Companies now have more data than ever available to them. However, it is not just about having an unlimited amount of information – it’s about putting that data into action. New Resources Consulting’s Executive Briefing Series held a panel discussion on this topic discussing unique ways in which organizations utilize their data, the challenges and opportunities they have had in adopting advanced analytics, and what they see is the future of data analytics.
- Keri McConnell, Executive Director of Northwestern Mutual’s Data Science Institute
- Russell Miller, Head of Data Services and Advanced Technology at Artisan Partners
- Mike Leopando, Director of Business Analytics for The Milwaukee Bucks
- Nithin Ramachandran, Head of Artificial Intelligence at Direct Supply
Below are highlights from the panel discussion:
- Empower your users. The talent that’s coming into organizations, whether on the technical side or on the business side, is far more technical than we’ve seen in generations past. IT organizations can actually function like an internal consulting team – working with departments to help them develop their analytical capabilities. Look for opportunities to arm end users with tools, access, and training so that technical teams can be kept lean and small.
- Data literacy is an issue. Data literacy means speaking the language of data and being comfortable with it. People don’t think in data. Educate your users to understand the importance of data, how to put the data together the right way, and how to activate that information to make it meaningful.

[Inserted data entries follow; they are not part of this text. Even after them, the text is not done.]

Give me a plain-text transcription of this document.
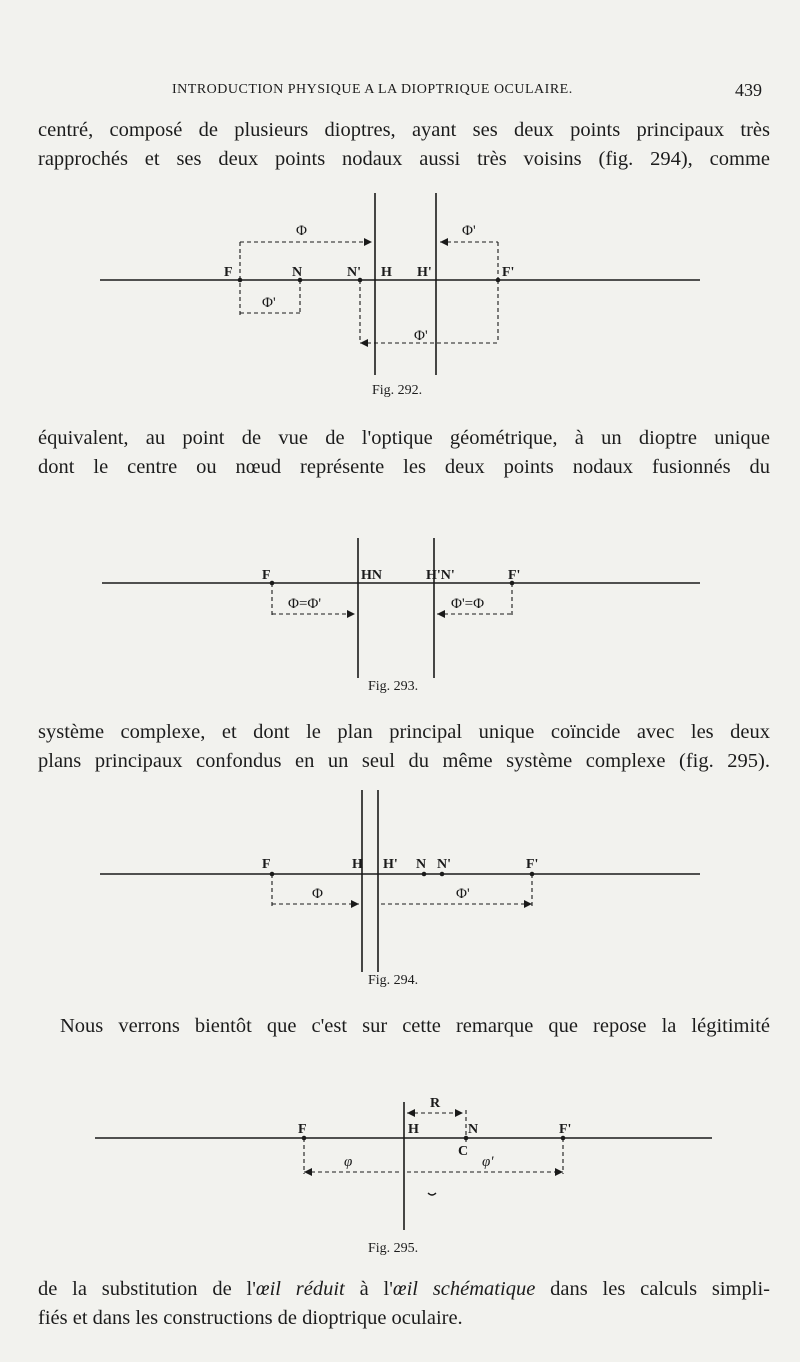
INTRODUCTION PHYSIQUE A LA DIOPTRIQUE OCULAIRE.	439

centré, composé de plusieurs dioptres, ayant ses deux points principaux très
rapprochés et ses deux points nodaux aussi très voisins (fig. 294), comme

F	N	N' H H'	F'
Φ	Φ'
Φ'
Φ'
Fig. 292.

équivalent, au point de vue de l'optique géométrique, à un dioptre unique
dont le centre ou nœud représente les deux points nodaux fusionnés du

F	HN	H'N'	F'
Φ=Φ'	Φ'=Φ
Fig. 293.

système complexe, et dont le plan principal unique coïncide avec les deux
plans principaux confondus en un seul du même système complexe (fig. 295).

F	H H' N N'	F'
Φ	Φ'
Fig. 294.

Nous verrons bientôt que c'est sur cette remarque que repose la légitimité

R
F	H	N
C
F'
φ	φ'
Fig. 295.

de la substitution de l'œil réduit à l'œil schématique dans les calculs simpli-
fiés et dans les constructions de dioptrique oculaire.
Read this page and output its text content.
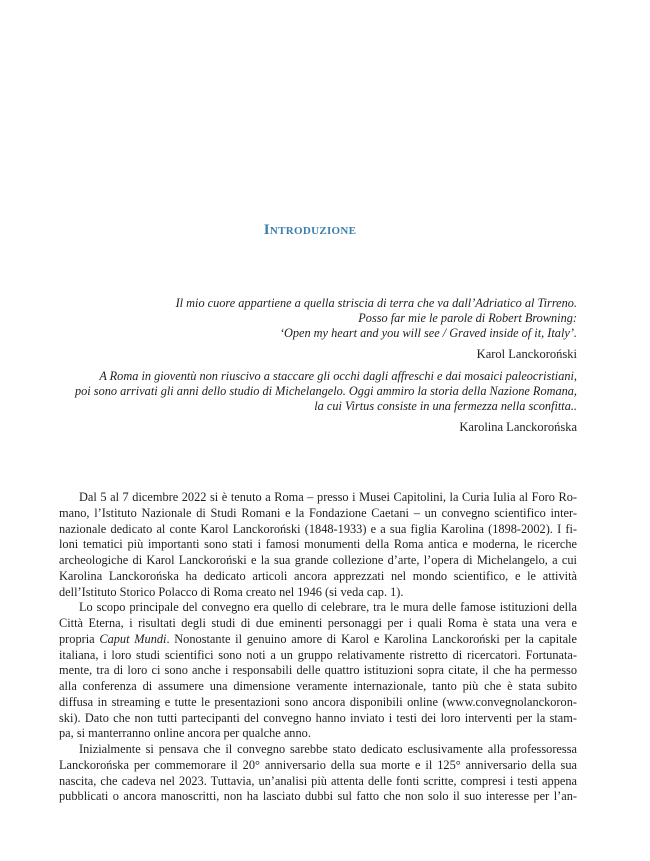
Introduzione
Il mio cuore appartiene a quella striscia di terra che va dall’Adriatico al Tirreno.
Posso far mie le parole di Robert Browning:
‘Open my heart and you will see / Graved inside of it, Italy’.
Karol Lanckoroński
A Roma in gioventù non riuscivo a staccare gli occhi dagli affreschi e dai mosaici paleocristiani,
poi sono arrivati gli anni dello studio di Michelangelo. Oggi ammiro la storia della Nazione Romana,
la cui Virtus consiste in una fermezza nella sconfitta..
Karolina Lanckorońska
Dal 5 al 7 dicembre 2022 si è tenuto a Roma – presso i Musei Capitolini, la Curia Iulia al Foro Ro-
mano, l’Istituto Nazionale di Studi Romani e la Fondazione Caetani – un convegno scientifico inter-
nazionale dedicato al conte Karol Lanckoroński (1848-1933) e a sua figlia Karolina (1898-2002). I fi-
loni tematici più importanti sono stati i famosi monumenti della Roma antica e moderna, le ricerche
archeologiche di Karol Lanckoroński e la sua grande collezione d’arte, l’opera di Michelangelo, a cui
Karolina Lanckorońska ha dedicato articoli ancora apprezzati nel mondo scientifico, e le attività
dell’Istituto Storico Polacco di Roma creato nel 1946 (si veda cap. 1).
Lo scopo principale del convegno era quello di celebrare, tra le mura delle famose istituzioni della
Città Eterna, i risultati degli studi di due eminenti personaggi per i quali Roma è stata una vera e
propria Caput Mundi. Nonostante il genuino amore di Karol e Karolina Lanckoroński per la capitale
italiana, i loro studi scientifici sono noti a un gruppo relativamente ristretto di ricercatori. Fortunata-
mente, tra di loro ci sono anche i responsabili delle quattro istituzioni sopra citate, il che ha permesso
alla conferenza di assumere una dimensione veramente internazionale, tanto più che è stata subito
diffusa in streaming e tutte le presentazioni sono ancora disponibili online (www.convegnolanckoron-
ski). Dato che non tutti partecipanti del convegno hanno inviato i testi dei loro interventi per la stam-
pa, si manterranno online ancora per qualche anno.
Inizialmente si pensava che il convegno sarebbe stato dedicato esclusivamente alla professoressa
Lanckorońska per commemorare il 20° anniversario della sua morte e il 125° anniversario della sua
nascita, che cadeva nel 2023. Tuttavia, un’analisi più attenta delle fonti scritte, compresi i testi appena
pubblicati o ancora manoscritti, non ha lasciato dubbi sul fatto che non solo il suo interesse per l’an-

- It is essential to have leadership buy-in to Invest in analytics. Getting leadership buy-in is critical to secure the investment in data analytics and a data analytics team. The key success factor is to ensure that the Leadership Team is engaged in understanding the direct alignment of the investment in data analytics to business growth. Encourage the leadership team to ask questions to hone in on a certain decision, talk openly about what you are finding and what you could do better. Speak the business language and get the leadership excited about the ROI from their investment.
- At the heart of every strong strategy and great operating plan is data. To deliver impactful business insights, focus on decision science: what are the various areas of the business, who is the client we serve in that business, and what decisions need to be made more effective. After ensuring the process of decision science, use assisted intelligence to pull the data that enables you to make the decision. Then add augmented intelligence to provide additional context to the information to make a better decision. And finally, get to the point where the decision is available for you. It’s critical as a business to enhance the speed that decisions are made.
- Data can be an expensive asset. It is important to make sure that the quality and use is beneficial. A data governance team can be essential. Serving directly within the business, the team’s responsibility is to manage data assets. They work hand-in-hand with the owners of the data, as well as the technology teams, to ensure not only accurate data, but to guarantee that the data moves through the pipeline to the necessary consumers.
- Credibility, trust and impact help create a data-driven culture. Having credible people on the team who speak beyond the data, but actually speak for data in the business, becomes critically important. Making the point that a data-driven decision, in the long run and across a variety of cases, is better than a human-driven decision. To engage trust, change the mindset of data analytics. Stop looking at data analytics as a service and start looking at it as a product. Construct the metrics and the analytics that are most impactful to your users. Spend time understanding what it was like to live a day in their shoes and then build solutions that become deeply embedded in the business.
- The future of data analytics looks bright. Not just the future of data analytics, but the future of the data analytics talent pipeline – especially in Milwaukee and within the region. In the last several years, there has been a convergence of companies coming together to build along the tech coalition and establish partnerships with academic institutions. This allows companies to advance and our community just gets stronger.